Budget 2024 |A deep dive into the government’s youth internship program – CNBC TV18

Budget 2024 |A deep dive into the government’s youth internship program – CNBC TV18


In a bid to boost employment opportunities, the government has proposed an ambitious youth internship program in the Union Budget 2024. Set to be rolled out in two phases, this initiative aims to address the pressing issue of youth unemployment while offering valuable work experience.

The first phase of the program is designed to offer internships to 30 lakh (3 million) youths over two years, with an allocated budget of Rs 19,000 crore. Each intern will be eligible for a monthly stipend of 5,000, translating to an annual financial support of around 60,000.

The funding for this initiative comes primarily from taxpayers, with the government allocating 54,000 per intern per year. Companies participating in the scheme will contribute an additional 6,000 per intern from their Corporate Social Responsibility (CSR) funds. However, participation is voluntary, meaning that companies can choose whether or not to partake in the program.

For companies that opt to join, the government mandates that they provide a genuine working experience to the interns. Notably, the finance minister’s speech did not specify that the 500 companies offering internships must be listed entities, thus widening the scope for participation.

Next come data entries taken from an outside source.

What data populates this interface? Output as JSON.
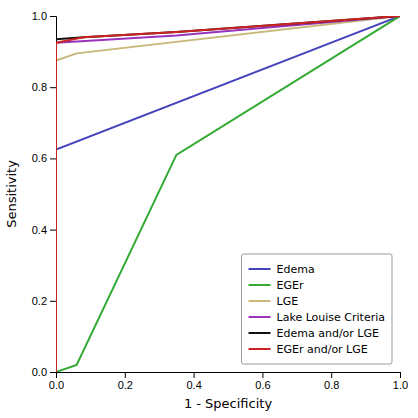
{
  "chart_data": {
    "type": "line",
    "xlabel": "1 - Specificity",
    "ylabel": "Sensitivity",
    "xlim": [
      0.0,
      1.0
    ],
    "ylim": [
      0.0,
      1.0
    ],
    "xticks": [
      {
        "value": 0,
        "label": "0.0"
      },
      0.2,
      0.4,
      0.6,
      0.8,
      {
        "value": 1,
        "label": "1.0"
      }
    ],
    "yticks": [
      {
        "value": 0,
        "label": "0.0"
      },
      0.2,
      0.4,
      0.6,
      0.8,
      {
        "value": 1,
        "label": "1.0"
      }
    ],
    "grid": false,
    "legend": "lower right",
    "series": [
      {
        "name": "Edema",
        "color": "#4444bb",
        "x": [
          0.0,
          0.0,
          1.0
        ],
        "values": [
          0.0,
          0.625,
          1.0
        ]
      },
      {
        "name": "EGEr",
        "color": "#33aa33",
        "x": [
          0.0,
          0.06,
          0.35,
          1.0
        ],
        "values": [
          0.0,
          0.02,
          0.61,
          1.0
        ]
      },
      {
        "name": "LGE",
        "color": "#c8b87a",
        "x": [
          0.0,
          0.0,
          0.06,
          1.0
        ],
        "values": [
          0.0,
          0.875,
          0.895,
          1.0
        ]
      },
      {
        "name": "Lake Louise Criteria",
        "color": "#9933bb",
        "x": [
          0.0,
          0.0,
          0.35,
          1.0
        ],
        "values": [
          0.0,
          0.925,
          0.945,
          1.0
        ]
      },
      {
        "name": "Edema and/or LGE",
        "color": "#111111",
        "x": [
          0.0,
          0.0,
          0.08,
          0.35,
          1.0
        ],
        "values": [
          0.0,
          0.935,
          0.94,
          0.955,
          1.0
        ]
      },
      {
        "name": "EGEr and/or LGE",
        "color": "#cc2222",
        "x": [
          0.0,
          0.0,
          0.08,
          0.35,
          1.0
        ],
        "values": [
          0.0,
          0.925,
          0.94,
          0.955,
          1.0
        ]
      }
    ]
  }
}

The feasibility of the program depends heavily on the willingness and capability of companies to meet the proposed targets. For instance, companies on the Nifty 100 index, which comprises some of India’s largest and most influential firms, face the task of offering 6,000 internships each. This breaks down to approximately 3,000 internships per year per company.

Top employers like Tata Consultancy Services (TCS), Reliance Industries (RIL), and Infosys, with their large employee bases, appear well-positioned to meet these targets. TCS, with a workforce of about 6 lakh, and RIL, with nearly 4 lakh employees, can feasibly accommodate the required number of internships. However, many firms within the Nifty 100 index, particularly those in the IT sector, traditionally do not offer internships, posing a potential challenge.

On the other end of the spectrum, companies with smaller workforces, such as Tata Consumer Products with 3,500 employees and Adani Power with just 3,000, may find it challenging to meet the internship requirements. For these companies, providing 3,000 internships could be a daunting task.

As of now, the details of the scheme are still evolving, with the budget yet to be cleared and specific rules yet to be notified. The finance minister’s reference to 500 top companies without additional clarity leaves room for further developments. Phase 2 of the scheme will pose an even greater challenge, with a target of providing 4,600 internships per year for the following three years.

While the proposed youth internship program holds promise for enhancing job opportunities and gaining practical experience, its successful implementation will depend on the cooperation of both the government and participating companies. The coming months will reveal more about the scheme’s final structure and its potential impact on the job market.